Android10 Framework—Init进程-14.启动服务

200 阅读9分钟

十年鹅厂程序员,专注大前端、AI、个人成长

Android系列文章目录

int SecondStageMain(int argc, char** argv) {
    ...省略代码 

    am.QueueBuiltinAction(SetupCgroupsAction, "SetupCgroups");

    am.QueueEventTrigger("early-init");

    // Queue an action that waits for coldboot done so we know ueventd has set up all of /dev...
    am.QueueBuiltinAction(wait_for_coldboot_done_action, "wait_for_coldboot_done");
    // ... so that we can start queuing up actions that require stuff from /dev.
    am.QueueBuiltinAction(MixHwrngIntoLinuxRngAction, "MixHwrngIntoLinuxRng");
    am.QueueBuiltinAction(SetMmapRndBitsAction, "SetMmapRndBits");
    am.QueueBuiltinAction(SetKptrRestrictAction, "SetKptrRestrict");
    Keychords keychords;
    am.QueueBuiltinAction(
        [&epoll, &keychords](const BuiltinArguments& args) -> Result<Success> {
            for (const auto& svc : ServiceList::GetInstance()) {
                keychords.Register(svc->keycodes());
            }
            keychords.Start(&epoll, HandleKeychord);
            return Success();
        },
        "KeychordInit");
    am.QueueBuiltinAction(console_init_action, "console_init");

    // Trigger all the boot actions to get us started.
    am.QueueEventTrigger("init");

    // Starting the BoringSSL self test, for NIAP certification compliance.
    am.QueueBuiltinAction(StartBoringSslSelfTest, "StartBoringSslSelfTest");

    // Repeat mix_hwrng_into_linux_rng in case /dev/hw_random or /dev/random
    // wasn't ready immediately after wait_for_coldboot_done
    am.QueueBuiltinAction(MixHwrngIntoLinuxRngAction, "MixHwrngIntoLinuxRng");

    // Initialize binder before bringing up other system services
    am.QueueBuiltinAction(InitBinder, "InitBinder");

    // Don't mount filesystems or start core system services in charger mode.
    std::string bootmode = GetProperty("ro.bootmode", "");
    if (bootmode == "charger") {
        am.QueueEventTrigger("charger");
    } else {
        am.QueueEventTrigger("late-init");
    }

    // Run all property triggers based on current state of the properties.
    am.QueueBuiltinAction(queue_property_triggers_action, "queue_property_triggers");

    ...省略代码 
} 

以上代码对am进行了 2 个操作

  • QueueBuiltinAction向am队列中添加一个Action
    • Action会被添加到actions_管理
    • Action的事件添加到event_queue_队列
  • QueueEventTrigger向event_queue_队列中添加trigger 代码中QueueEventTrigger调用的trigger顺序如下:
  1. early-init
  2. init
  3. late-init

event_queue_对象的定义需要我们注意一下

std::queue<std::variant<EventTrigger, PropertyChange, BuiltinAction>> event_queue_;

它是一个队列,但支持 3 中类型,QueueEventTrigger最后添加的EventTrigger,这个我们后面会看到其妙用。

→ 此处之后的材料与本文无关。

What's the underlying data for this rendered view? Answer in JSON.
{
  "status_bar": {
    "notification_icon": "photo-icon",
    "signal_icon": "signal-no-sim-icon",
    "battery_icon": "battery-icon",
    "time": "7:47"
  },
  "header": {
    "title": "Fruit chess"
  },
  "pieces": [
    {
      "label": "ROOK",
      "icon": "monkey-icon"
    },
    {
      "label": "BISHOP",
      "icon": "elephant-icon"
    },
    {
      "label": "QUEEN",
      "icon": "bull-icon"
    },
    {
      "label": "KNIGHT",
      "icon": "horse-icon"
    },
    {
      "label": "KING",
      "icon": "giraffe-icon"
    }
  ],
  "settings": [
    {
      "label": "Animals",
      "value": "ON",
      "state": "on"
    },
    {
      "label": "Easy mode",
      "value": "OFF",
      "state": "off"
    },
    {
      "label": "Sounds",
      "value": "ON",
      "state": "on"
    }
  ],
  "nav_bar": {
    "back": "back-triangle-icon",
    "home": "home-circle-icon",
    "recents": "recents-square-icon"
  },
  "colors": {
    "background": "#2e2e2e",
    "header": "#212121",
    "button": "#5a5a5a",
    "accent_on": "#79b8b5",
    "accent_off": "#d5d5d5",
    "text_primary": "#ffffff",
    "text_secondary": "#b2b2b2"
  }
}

这个trigger实际上就是rc文件中Action中定义的trigger

on <trigger> [&& <trigger>]*
    <command>
    <command>
    <command>

但QueueBuiltinAction调用只是将要执行的Action顺序添加到队列中,Action还并未开始执行,在如下循环中才开始执行Action,进而启动目标服务。

服务启动

这里首先明确一下我们的分析目标:init通过rc脚本启动的是zygote,因此我们围绕这一目标进行分析。

首先我们看看在rc脚本中zygote服务是如何被启动的,在init.rc的late-init中触发zygote-start

//system/core/rootdir/init.rc
on late-init
    # Now we can start zygote for devices with file based encryption
    trigger zygote-start

zygote-start定义了多种条件,但是它里面都调用了start zygote去启动zygote服务

# It is recommended to put unnecessary data/ initialization from post-fs-data
# to start-zygote in device's init.rc to unblock zygote start.
on zygote-start && property:ro.crypto.state=unencrypted
    # A/B update verifier that marks a successful boot.
    exec_start update_verifier_nonencrypted
    start netd
    start zygote
    start zygote_secondary

on zygote-start && property:ro.crypto.state=unsupported
    # A/B update verifier that marks a successful boot.
    exec_start update_verifier_nonencrypted
    start netd
    start zygote
    start zygote_secondary

on zygote-start && property:ro.crypto.state=encrypted && property:ro.crypto.type=file
    # A/B update verifier that marks a successful boot.
    exec_start update_verifier_nonencrypted
    start netd
    start zygote
    start zygote_secondary

zygote服务完成定义如下

//system/core/rootdir/init.zygote64.rc

service zygote /system/bin/app_process64 -Xzygote /system/bin --zygote --start-system-server
    class main
    priority -20
    user root
    group root readproc reserved_disk
    socket zygote stream 660 root system
    socket usap_pool_primary stream 660 root system
    onrestart write /sys/android_power/request_state wake
    onrestart write /sys/power/state on
    onrestart restart audioserver
    onrestart restart cameraserver
    onrestart restart media
    onrestart restart netd
    onrestart restart wificond
    writepid /dev/cpuset/foreground/tasks

因此我们需要分析代码中是如何触发late-init,最后是如何启动zygote服务的。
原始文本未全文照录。